The SSDs contain no moving parts and instead feature 50nm single-level cell (SLC) NAND flash memory technology. The Intel X25-E increases server, workstation and storage system performance by 100 times over hard disk drives as measured in Input/Output Per Second (IOPS). In addition, a storage model which includes SSDs can lower energy costs by up to five times.
Intel said the product has been designed for intense computing workloads which benefit from high random read and write performance, as measured in IOPS. Key technical performance specifications of the 32GB Intel X-25E SATA SSD include 35,000 IOPS (4KB Random Read), 3,300 IOPS (4KB Random Write) and 75 microsecond read latency. This performance, combined with low active power of 2.4W, delivers up to 14,000 IOPS per watt. The product also achieves up to 250MB/s sequential read speeds and up to 170MB/s sequential write speeds, all in a 2.5" form factor.

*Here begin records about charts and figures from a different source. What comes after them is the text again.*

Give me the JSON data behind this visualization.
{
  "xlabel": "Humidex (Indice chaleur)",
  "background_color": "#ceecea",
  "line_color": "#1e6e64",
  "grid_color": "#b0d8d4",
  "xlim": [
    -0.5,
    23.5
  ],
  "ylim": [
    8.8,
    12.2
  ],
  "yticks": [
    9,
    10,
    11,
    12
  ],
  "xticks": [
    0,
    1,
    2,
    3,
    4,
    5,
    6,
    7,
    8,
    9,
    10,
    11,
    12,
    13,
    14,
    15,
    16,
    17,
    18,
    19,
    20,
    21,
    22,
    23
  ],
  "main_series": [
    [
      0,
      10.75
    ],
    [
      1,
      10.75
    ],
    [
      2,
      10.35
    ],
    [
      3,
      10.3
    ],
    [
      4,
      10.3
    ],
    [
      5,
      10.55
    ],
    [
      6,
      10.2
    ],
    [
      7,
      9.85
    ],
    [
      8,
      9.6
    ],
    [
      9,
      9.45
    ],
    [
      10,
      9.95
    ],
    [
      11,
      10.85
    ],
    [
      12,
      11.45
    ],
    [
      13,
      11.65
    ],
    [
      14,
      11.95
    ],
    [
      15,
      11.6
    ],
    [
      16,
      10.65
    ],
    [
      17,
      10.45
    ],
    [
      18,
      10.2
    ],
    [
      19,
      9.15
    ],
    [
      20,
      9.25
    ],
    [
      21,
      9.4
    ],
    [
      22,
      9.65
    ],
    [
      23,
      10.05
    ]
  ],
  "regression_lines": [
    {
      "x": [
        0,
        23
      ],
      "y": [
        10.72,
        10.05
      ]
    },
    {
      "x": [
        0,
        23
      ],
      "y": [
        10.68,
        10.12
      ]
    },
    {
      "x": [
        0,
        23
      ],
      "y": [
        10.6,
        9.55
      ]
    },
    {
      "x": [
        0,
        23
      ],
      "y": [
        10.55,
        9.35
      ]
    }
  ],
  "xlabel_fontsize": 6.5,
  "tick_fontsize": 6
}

The company said it has achieved this performance through innovations such as 10-channel NAND architecture with Native Command Queuing, proprietary controller and firmware efficient in advanced wear-levelling and low write amplification. The 32GB X25-E is capable of writing up to 4PB of data over a three-year period (3.7TB/day) and double that for the 64GB version.
The 32GB capacity drive is in production and priced at USD695 for quantities up to 1,000. The 64GB version is expected to sample in Q4 2008, with production estimated for Q1 2009.